If you’ve decided a balance transfer credit card is right for you, following these steps can help the process go smoothly. A balance transfer is a great way to take advantage of a special introductory rate that can help you pay down your credit card debt faster.
Are All Credit Cards Eligible for A Balance Transfer?
Most credit cards are eligible for balance transfers, however, not all consumers meet the credit score requirements. Your creditworthiness will determine whether or not you can move forward with a transfer. If your score is below 670 you’ll want to focus on repairing your credit before shopping for a balance transfer credit card.
Getting Started: What You Need To Do A Balance Transfer
Your balance transfer will get off to a good start if you are organized and have everything you need upfront. In most cases, you’ll be able to apply for the card online and submit all your documents digitally. Read this step by step guide to familiarize yourself with the process and make sure you have everything you need before you apply.
7 Steps To Getting a Balance Transfer Credit Card
Step One: Check Your Credit Score
Balance transfer credit cards require a minimum credit score of 670. You’ll want to check your score before you apply to make sure you qualify.

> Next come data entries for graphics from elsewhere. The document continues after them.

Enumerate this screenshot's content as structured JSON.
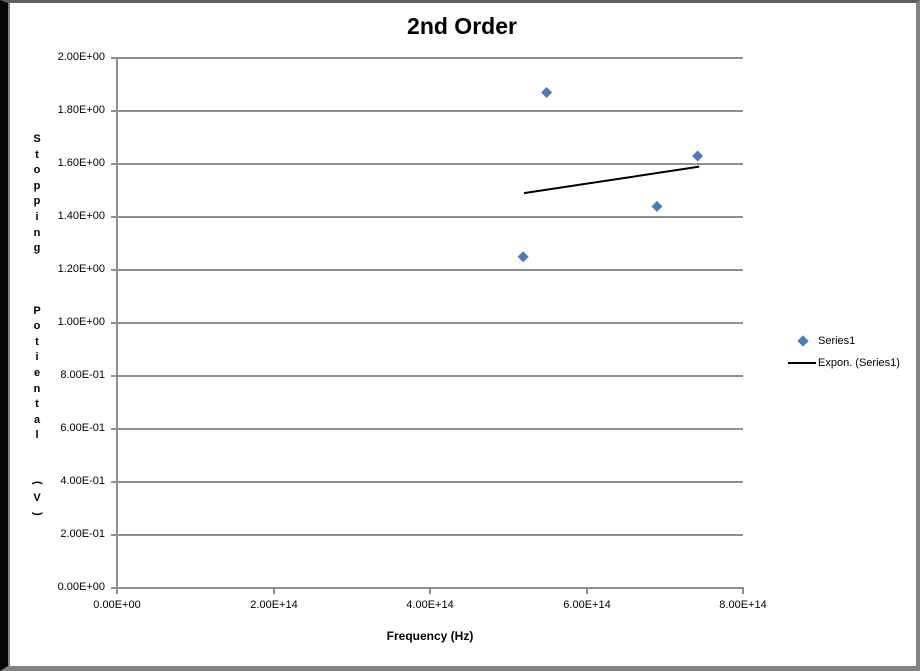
{
  "chart_data": {
    "type": "scatter",
    "title": "2nd Order",
    "xlabel": "Frequency (Hz)",
    "ylabel": "Stopping Potiental (V)",
    "ylabel_stack": [
      "S",
      "t",
      "o",
      "p",
      "p",
      "i",
      "n",
      "g",
      "",
      "",
      "",
      "P",
      "o",
      "t",
      "i",
      "e",
      "n",
      "t",
      "a",
      "l",
      "",
      "",
      "(",
      "V",
      ")"
    ],
    "xlim": [
      0,
      800000000000000.0
    ],
    "ylim": [
      0,
      2
    ],
    "grid": "horizontal",
    "legend_position": "right",
    "colors": {
      "series": "#4A7CBA",
      "trendline": "#000000",
      "gridline": "#8f8f8f",
      "text": "#000000"
    },
    "x_ticks": [
      {
        "value": 0,
        "label": "0.00E+00"
      },
      {
        "value": 200000000000000.0,
        "label": "2.00E+14"
      },
      {
        "value": 400000000000000.0,
        "label": "4.00E+14"
      },
      {
        "value": 600000000000000.0,
        "label": "6.00E+14"
      },
      {
        "value": 800000000000000.0,
        "label": "8.00E+14"
      }
    ],
    "y_ticks": [
      {
        "value": 0.0,
        "label": "0.00E+00"
      },
      {
        "value": 0.2,
        "label": "2.00E-01"
      },
      {
        "value": 0.4,
        "label": "4.00E-01"
      },
      {
        "value": 0.6,
        "label": "6.00E-01"
      },
      {
        "value": 0.8,
        "label": "8.00E-01"
      },
      {
        "value": 1.0,
        "label": "1.00E+00"
      },
      {
        "value": 1.2,
        "label": "1.20E+00"
      },
      {
        "value": 1.4,
        "label": "1.40E+00"
      },
      {
        "value": 1.6,
        "label": "1.60E+00"
      },
      {
        "value": 1.8,
        "label": "1.80E+00"
      },
      {
        "value": 2.0,
        "label": "2.00E+00"
      }
    ],
    "series": [
      {
        "name": "Series1",
        "marker": "diamond",
        "color": "#4A7CBA",
        "points": [
          {
            "x": 519000000000000.0,
            "y": 1.25
          },
          {
            "x": 549000000000000.0,
            "y": 1.87
          },
          {
            "x": 690000000000000.0,
            "y": 1.44
          },
          {
            "x": 742000000000000.0,
            "y": 1.63
          }
        ]
      }
    ],
    "trendline": {
      "name": "Expon. (Series1)",
      "color": "#000000",
      "x1": 520000000000000.0,
      "y1": 1.49,
      "x2": 744000000000000.0,
      "y2": 1.59
    },
    "legend": [
      {
        "marker": "diamond",
        "label": "Series1"
      },
      {
        "marker": "line",
        "label": "Expon. (Series1)"
      }
    ]
  }
}
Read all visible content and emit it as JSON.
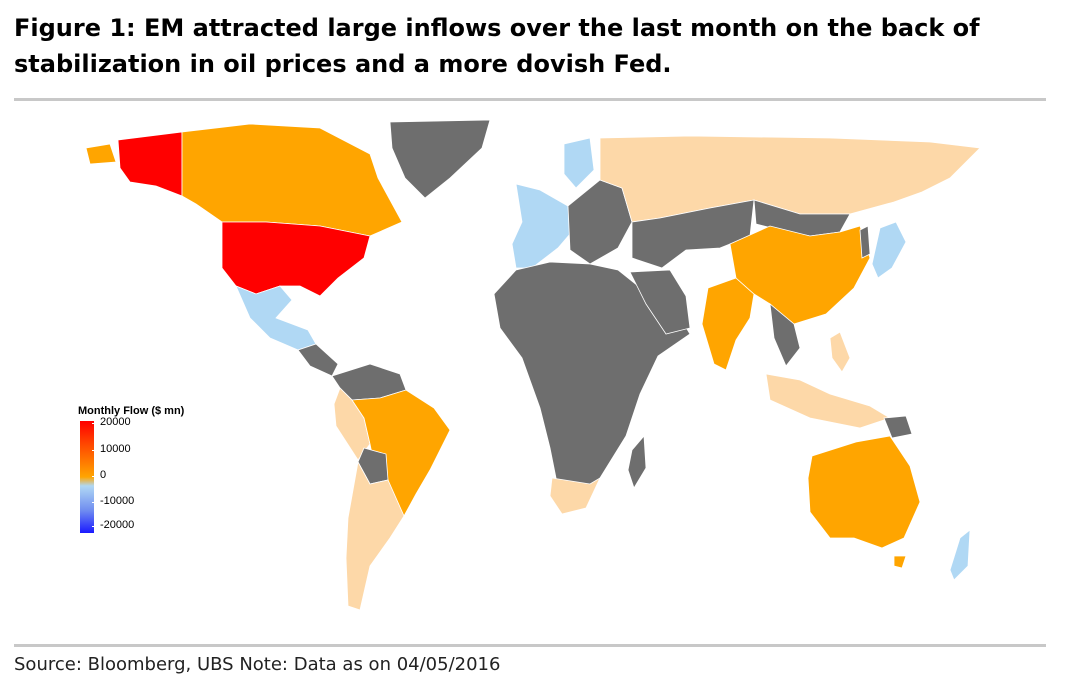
{
  "figure": {
    "title": "Figure 1: EM attracted large inflows over the last month on the back of stabilization in oil prices and a more dovish Fed.",
    "source": "Source: Bloomberg, UBS Note: Data as on 04/05/2016"
  },
  "legend": {
    "title": "Monthly Flow ($ mn)",
    "ticks": [
      "20000",
      "10000",
      "0",
      "-10000",
      "-20000"
    ]
  },
  "colors": {
    "high_inflow": "#ff0000",
    "medium_inflow": "#ffa500",
    "small_inflow": "#fdd8a8",
    "small_outflow": "#b0d8f4",
    "no_data": "#6e6e6e",
    "ocean": "#ffffff"
  },
  "regions": [
    {
      "name": "USA",
      "flow": "high_inflow"
    },
    {
      "name": "Alaska",
      "flow": "high_inflow"
    },
    {
      "name": "Canada",
      "flow": "medium_inflow"
    },
    {
      "name": "Greenland",
      "flow": "no_data"
    },
    {
      "name": "Mexico",
      "flow": "small_outflow"
    },
    {
      "name": "Brazil",
      "flow": "medium_inflow"
    },
    {
      "name": "Southern Cone",
      "flow": "small_inflow"
    },
    {
      "name": "Africa",
      "flow": "no_data"
    },
    {
      "name": "South Africa",
      "flow": "small_inflow"
    },
    {
      "name": "Western Europe",
      "flow": "small_outflow"
    },
    {
      "name": "Eastern Europe",
      "flow": "no_data"
    },
    {
      "name": "Russia",
      "flow": "small_inflow"
    },
    {
      "name": "China",
      "flow": "medium_inflow"
    },
    {
      "name": "India",
      "flow": "medium_inflow"
    },
    {
      "name": "Japan",
      "flow": "small_outflow"
    },
    {
      "name": "Indonesia",
      "flow": "small_inflow"
    },
    {
      "name": "Australia",
      "flow": "medium_inflow"
    }
  ]
}
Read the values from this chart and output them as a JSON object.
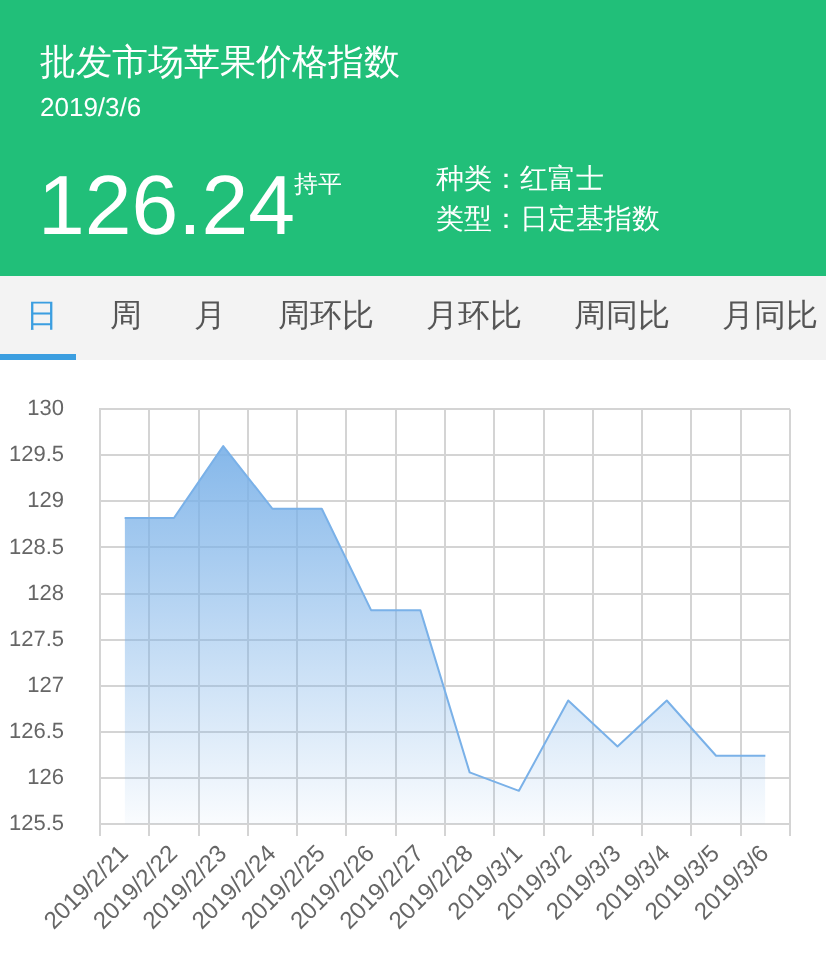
{
  "chart_data": {
    "type": "area",
    "title": "批发市场苹果价格指数",
    "subtitle": "2019/3/6",
    "categories": [
      "2019/2/21",
      "2019/2/22",
      "2019/2/23",
      "2019/2/24",
      "2019/2/25",
      "2019/2/26",
      "2019/2/27",
      "2019/2/28",
      "2019/3/1",
      "2019/3/2",
      "2019/3/3",
      "2019/3/4",
      "2019/3/5",
      "2019/3/6"
    ],
    "series": [
      {
        "color": "#7ab1e8",
        "values": [
          128.82,
          128.82,
          129.6,
          128.92,
          128.92,
          127.82,
          127.82,
          126.06,
          125.86,
          126.84,
          126.34,
          126.84,
          126.24,
          126.24
        ]
      }
    ],
    "ylim": [
      125.5,
      130
    ],
    "yticks": [
      125.5,
      126,
      126.5,
      127,
      127.5,
      128,
      128.5,
      129,
      129.5,
      130
    ],
    "grid": true,
    "annotations": [
      "126.24",
      "持平",
      "种类：红富士",
      "类型：日定基指数",
      "日",
      "周",
      "月",
      "周环比",
      "月环比",
      "周同比",
      "月同比"
    ]
  }
}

Step Two: Decide How Much to Transfer
Decide how much money you want to transfer to your new balance transfer credit card. You’ll need to apply for a card that has a balance large enough to accommodate your transfer. Keep in mind, you can do multiple transfers to the same balance transfer credit card as long as you don’t exceed the card’s limit.
Step Three: Make a Budget with Payoff Plan to Estimate What you Can Afford
Update your monthly budget spreadsheet and calculate how much money you can afford to put toward your balance transfer credit card each month. Remember, this amount should be more than the minimum payment on the card because you’ll want to make the most of your introductory offer. Paying down the debt as quickly as possible will save you a lot of money in interest.
If possible, plan to cut back on spending elsewhere during the introductory period and put that money toward paying down the debt.
Step Five: Compare Offers
Once you know how much money you need and what you can afford to pay each month, it’s time to begin shopping for your balance transfer credit card. There are lots of resources out there and sites that compare credit card offers. Make sure you are doing your research with reputable sources that are up to date.
Many websites that compare credit card offers to receive affiliate bonuses that incentivize them to direct your certain offers, that doesn’t mean those offers aren’t good, it’s just something to be aware of. Always cross-check the numbers from affiliate sites with the lender before you apply.
Step Six: Apply for Offers
Apply for the best offer first. You can also apply for several other offers but be careful not to space this out or continue applying for the same type of offers cards if you’ve already been denied. Lenders will need to do a hard pull on your credit report and that can affect your credit score. Most credit bureaus will count multiple inquiries as one if you apply within a 14 – 45 day period. This allows you to shop for the best terms and apply for more than one card without hurting your credit score too much.
|Balance Transfer Application Checklist|
Account number for your existing balance
The exact amount you wish to transfer
Social Security number
Proof of income
Step Seven: Get Accepted and Transfer Your Balance
Once you have been accepted for your new card, you can transfer your balance. Get off to a good start by setting up automatic payments on your new account. You may also want to set reminders in your calendar so you can review your account monthly and increase or decrease payments as needed throughout your repayment.
Make the Best of Your Balance Transfer Credit Card
- Don’t Use the New Card for Other Expenses
- Make Your Payments on Time
Credit card companies set strict credit score qualifications for balance transfer credit cards because they want to ensure you will be able to manage the debt responsibly. However, even if you qualify for a good offer, balance transfer cards can be costly if not managed properly. It’s important to make all of your payments on time. Some balance transfer introductory rates will be canceled by the lender if your payment is late!
Also, it’s not recommended to use a balance transfer credit card for new expenses during the introductory period. This can slow down your repayment and negate the value of your introductory rate savings.
Alternatives to a Balance Transfer
A balance transfer can be a great option for you if you meet the credit requirements and have the means necessary to pay down the balance as quickly as possible during the introductory period. However, you should explore all your options before making a final decision.
Credit card balances can be paid off with debt consolidation loans or through debt relief programs. Debt consolidation loans may be an option for you if you don’t qualify for a balance transfer card with a high enough limit to cover all of your debt. If you are behind on your payments, have a lower credit score, or simply want to pay down your debt for less than you owe, a debt relief program might be the right choice for you.
Exploring all of your options is a great way to make an informed decision about your debt.